Six of the agency's 14 labs have already closed, with one more to follow this year and another in 2015.
Though the government and agency high-ups assure that spreading the workload across public and private sector labs (including the AHVLA labs, veterinary providers, cattle industry and universities) will provide a better service for farmers and improve surveillance, vets had expressed misgivings about aspects of the changes, which they warned could hamper the country's response to disease threats.
Reacting to AHVLA's announcement on Wednesday, British Veterinary Association president Robin Hargreaves said, "BVA believes that the importance of an effective system of veterinary surveillance in England and Wales cannot be overstated. As we have argued since the AHVLA's announcement of changes to the veterinary scanning surveillance system in December, any changes must not be determined by cost alone.
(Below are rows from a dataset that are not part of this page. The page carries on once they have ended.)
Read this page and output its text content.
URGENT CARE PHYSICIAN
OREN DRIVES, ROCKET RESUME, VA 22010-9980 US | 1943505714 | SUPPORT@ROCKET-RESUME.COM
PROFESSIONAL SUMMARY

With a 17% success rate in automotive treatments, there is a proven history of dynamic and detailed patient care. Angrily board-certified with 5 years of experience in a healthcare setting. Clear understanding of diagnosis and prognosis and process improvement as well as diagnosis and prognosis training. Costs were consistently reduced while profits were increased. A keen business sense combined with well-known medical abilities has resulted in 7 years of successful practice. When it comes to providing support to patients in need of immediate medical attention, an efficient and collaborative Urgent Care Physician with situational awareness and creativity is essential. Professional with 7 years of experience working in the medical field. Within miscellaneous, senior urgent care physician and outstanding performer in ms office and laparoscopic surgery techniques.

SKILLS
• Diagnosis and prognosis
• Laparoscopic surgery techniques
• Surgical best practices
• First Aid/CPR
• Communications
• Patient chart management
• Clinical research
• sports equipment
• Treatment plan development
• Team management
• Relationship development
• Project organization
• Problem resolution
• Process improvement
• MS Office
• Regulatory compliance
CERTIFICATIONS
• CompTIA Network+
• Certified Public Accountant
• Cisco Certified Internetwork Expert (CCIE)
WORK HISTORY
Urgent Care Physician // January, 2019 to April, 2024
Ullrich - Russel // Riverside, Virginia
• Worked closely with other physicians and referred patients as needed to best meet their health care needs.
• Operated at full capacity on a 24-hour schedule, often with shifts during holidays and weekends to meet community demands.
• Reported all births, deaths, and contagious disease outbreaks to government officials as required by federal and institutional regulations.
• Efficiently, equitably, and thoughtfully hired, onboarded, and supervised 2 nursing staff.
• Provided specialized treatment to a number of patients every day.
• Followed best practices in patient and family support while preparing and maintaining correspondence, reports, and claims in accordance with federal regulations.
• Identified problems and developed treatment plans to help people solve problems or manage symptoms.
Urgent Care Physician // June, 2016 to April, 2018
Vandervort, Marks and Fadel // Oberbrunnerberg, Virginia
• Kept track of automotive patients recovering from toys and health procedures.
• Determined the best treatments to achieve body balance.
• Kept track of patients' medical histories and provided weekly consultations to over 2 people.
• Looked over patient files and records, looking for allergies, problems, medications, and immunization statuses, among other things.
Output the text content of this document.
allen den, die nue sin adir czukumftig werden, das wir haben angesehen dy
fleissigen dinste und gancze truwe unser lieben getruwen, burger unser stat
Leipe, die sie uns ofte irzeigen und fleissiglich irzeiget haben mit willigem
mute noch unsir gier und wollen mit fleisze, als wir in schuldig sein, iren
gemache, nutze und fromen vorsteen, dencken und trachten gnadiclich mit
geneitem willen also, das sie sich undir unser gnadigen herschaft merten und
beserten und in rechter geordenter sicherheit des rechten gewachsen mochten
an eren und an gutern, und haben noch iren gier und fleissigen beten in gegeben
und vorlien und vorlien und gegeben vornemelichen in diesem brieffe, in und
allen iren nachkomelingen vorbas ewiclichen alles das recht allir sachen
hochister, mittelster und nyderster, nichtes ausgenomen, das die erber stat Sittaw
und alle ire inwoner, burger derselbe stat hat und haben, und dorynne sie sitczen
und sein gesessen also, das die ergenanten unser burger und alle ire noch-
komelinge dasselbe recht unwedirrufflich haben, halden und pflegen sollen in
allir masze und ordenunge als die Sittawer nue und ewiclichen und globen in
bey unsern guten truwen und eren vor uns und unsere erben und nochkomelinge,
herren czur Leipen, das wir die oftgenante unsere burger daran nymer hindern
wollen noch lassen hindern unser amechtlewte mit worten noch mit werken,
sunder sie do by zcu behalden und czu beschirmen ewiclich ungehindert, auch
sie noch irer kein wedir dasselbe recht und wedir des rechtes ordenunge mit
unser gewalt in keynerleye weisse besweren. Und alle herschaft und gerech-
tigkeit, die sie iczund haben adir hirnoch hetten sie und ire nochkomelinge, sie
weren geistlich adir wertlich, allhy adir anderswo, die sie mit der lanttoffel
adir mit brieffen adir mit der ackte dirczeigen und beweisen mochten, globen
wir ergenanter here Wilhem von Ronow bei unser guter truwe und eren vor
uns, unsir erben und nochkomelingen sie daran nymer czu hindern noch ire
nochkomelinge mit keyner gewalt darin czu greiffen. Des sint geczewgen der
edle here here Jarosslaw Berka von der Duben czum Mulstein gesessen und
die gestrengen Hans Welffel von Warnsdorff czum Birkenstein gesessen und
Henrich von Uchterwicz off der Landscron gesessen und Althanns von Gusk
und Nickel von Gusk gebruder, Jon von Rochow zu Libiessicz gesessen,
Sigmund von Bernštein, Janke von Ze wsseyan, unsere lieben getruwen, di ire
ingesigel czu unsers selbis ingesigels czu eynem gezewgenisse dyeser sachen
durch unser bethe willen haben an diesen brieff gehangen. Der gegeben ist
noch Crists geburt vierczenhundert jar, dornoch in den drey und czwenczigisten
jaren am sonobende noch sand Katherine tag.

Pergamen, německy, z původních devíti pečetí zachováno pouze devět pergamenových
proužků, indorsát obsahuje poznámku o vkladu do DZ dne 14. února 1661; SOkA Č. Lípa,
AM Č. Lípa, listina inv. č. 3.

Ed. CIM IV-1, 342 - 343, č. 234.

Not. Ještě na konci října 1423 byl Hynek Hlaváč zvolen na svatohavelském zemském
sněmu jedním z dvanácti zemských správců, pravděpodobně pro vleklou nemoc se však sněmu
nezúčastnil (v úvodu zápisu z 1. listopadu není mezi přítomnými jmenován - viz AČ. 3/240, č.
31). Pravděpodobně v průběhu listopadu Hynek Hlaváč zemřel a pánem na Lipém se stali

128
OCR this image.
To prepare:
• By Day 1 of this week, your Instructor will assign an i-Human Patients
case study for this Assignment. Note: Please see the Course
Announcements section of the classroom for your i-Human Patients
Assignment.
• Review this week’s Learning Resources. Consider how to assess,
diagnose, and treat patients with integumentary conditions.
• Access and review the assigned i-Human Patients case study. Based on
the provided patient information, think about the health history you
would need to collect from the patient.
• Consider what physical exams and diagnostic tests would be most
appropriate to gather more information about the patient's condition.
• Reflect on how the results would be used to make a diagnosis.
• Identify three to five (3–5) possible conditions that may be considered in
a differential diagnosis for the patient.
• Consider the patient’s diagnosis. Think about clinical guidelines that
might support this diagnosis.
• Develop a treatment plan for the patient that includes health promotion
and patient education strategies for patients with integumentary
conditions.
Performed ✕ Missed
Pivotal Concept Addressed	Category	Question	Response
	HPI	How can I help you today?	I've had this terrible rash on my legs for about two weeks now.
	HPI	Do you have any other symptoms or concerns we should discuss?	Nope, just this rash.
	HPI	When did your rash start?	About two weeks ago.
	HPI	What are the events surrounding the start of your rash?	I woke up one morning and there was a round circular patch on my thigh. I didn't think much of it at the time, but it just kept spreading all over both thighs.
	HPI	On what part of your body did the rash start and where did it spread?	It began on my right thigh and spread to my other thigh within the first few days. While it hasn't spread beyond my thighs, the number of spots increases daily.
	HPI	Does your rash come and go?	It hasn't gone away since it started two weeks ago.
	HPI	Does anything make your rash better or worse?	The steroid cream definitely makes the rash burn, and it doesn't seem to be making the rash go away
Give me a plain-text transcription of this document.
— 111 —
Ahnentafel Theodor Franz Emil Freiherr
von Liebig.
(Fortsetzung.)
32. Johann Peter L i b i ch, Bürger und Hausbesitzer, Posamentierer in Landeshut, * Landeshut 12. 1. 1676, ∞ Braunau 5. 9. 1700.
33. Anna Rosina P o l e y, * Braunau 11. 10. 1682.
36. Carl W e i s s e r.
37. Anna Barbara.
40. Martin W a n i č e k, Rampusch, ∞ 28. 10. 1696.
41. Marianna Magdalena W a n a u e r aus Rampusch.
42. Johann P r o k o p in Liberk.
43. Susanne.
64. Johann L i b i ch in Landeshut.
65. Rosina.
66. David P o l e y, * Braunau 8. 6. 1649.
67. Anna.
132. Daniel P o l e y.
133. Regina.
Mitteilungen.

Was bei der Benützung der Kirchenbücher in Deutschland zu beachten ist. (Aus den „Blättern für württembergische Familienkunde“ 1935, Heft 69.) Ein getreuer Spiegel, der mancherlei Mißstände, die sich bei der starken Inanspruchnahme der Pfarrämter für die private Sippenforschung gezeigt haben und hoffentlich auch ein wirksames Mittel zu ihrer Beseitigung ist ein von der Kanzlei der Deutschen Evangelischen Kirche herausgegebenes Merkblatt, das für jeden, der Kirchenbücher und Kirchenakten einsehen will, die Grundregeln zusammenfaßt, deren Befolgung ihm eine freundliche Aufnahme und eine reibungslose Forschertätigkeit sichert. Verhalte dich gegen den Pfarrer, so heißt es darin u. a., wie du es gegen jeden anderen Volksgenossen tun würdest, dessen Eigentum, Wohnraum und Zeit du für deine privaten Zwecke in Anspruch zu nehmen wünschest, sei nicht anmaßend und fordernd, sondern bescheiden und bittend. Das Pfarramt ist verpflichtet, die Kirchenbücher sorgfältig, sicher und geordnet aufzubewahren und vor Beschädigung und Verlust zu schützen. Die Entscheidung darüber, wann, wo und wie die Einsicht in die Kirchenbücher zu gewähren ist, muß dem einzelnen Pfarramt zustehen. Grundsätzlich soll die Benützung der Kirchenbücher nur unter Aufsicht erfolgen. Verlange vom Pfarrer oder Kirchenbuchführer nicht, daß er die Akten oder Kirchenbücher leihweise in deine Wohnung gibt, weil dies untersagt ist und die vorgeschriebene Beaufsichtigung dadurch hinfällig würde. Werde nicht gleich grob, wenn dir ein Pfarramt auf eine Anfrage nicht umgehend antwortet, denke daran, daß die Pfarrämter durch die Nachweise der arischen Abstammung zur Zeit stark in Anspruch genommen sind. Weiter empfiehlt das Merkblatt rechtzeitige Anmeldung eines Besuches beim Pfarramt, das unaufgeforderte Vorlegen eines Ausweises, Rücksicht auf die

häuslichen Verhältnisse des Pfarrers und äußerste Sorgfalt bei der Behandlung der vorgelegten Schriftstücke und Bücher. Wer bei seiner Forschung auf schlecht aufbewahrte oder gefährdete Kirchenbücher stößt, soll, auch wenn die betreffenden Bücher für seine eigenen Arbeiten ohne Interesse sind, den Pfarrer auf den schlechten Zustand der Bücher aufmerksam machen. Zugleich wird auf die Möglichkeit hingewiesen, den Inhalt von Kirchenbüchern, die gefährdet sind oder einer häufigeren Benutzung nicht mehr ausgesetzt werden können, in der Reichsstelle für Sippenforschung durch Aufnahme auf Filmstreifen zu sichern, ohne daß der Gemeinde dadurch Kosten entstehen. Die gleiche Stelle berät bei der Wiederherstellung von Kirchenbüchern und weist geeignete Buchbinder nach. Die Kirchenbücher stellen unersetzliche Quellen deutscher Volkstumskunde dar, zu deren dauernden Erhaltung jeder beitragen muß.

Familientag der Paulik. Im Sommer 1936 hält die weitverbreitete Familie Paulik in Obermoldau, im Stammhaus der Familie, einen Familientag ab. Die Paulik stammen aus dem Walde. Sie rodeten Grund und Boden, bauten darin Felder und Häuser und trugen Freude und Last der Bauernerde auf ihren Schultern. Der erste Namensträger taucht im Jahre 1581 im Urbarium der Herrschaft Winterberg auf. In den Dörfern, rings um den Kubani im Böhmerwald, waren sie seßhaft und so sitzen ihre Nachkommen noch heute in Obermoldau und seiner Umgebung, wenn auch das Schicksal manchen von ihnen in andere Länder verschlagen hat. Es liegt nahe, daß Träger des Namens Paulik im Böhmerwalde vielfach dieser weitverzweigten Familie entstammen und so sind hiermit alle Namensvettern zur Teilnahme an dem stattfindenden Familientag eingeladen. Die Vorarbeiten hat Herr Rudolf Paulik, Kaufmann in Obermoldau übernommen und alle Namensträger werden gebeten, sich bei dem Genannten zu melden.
The cost of disease outbreak far outweighs the cost of providing a robust surveillance system."
"We hope that all AHVLA's partners in the surveillance system – whether public or private, based in a university or elsewhere – will maintain high and expert standards of surveillance and diagnostics as well as deliver on the positive changes AHVLA wants to achieve, such as an increased focus on data collection and the centralised collation of data."
Earlier, concerns had been voiced about centralising or ensuring uniformity of data collected by private contractors operating separately, or over a range of fields (including universities, labs and private veterinary facilities).
AHVLA executives have assured that cuts have not been made to essential services which would hamper the agency's effectiveness, and said the main focus of the reforms is on improving AHVLA's ability to detect new and re-emerging animal diseases.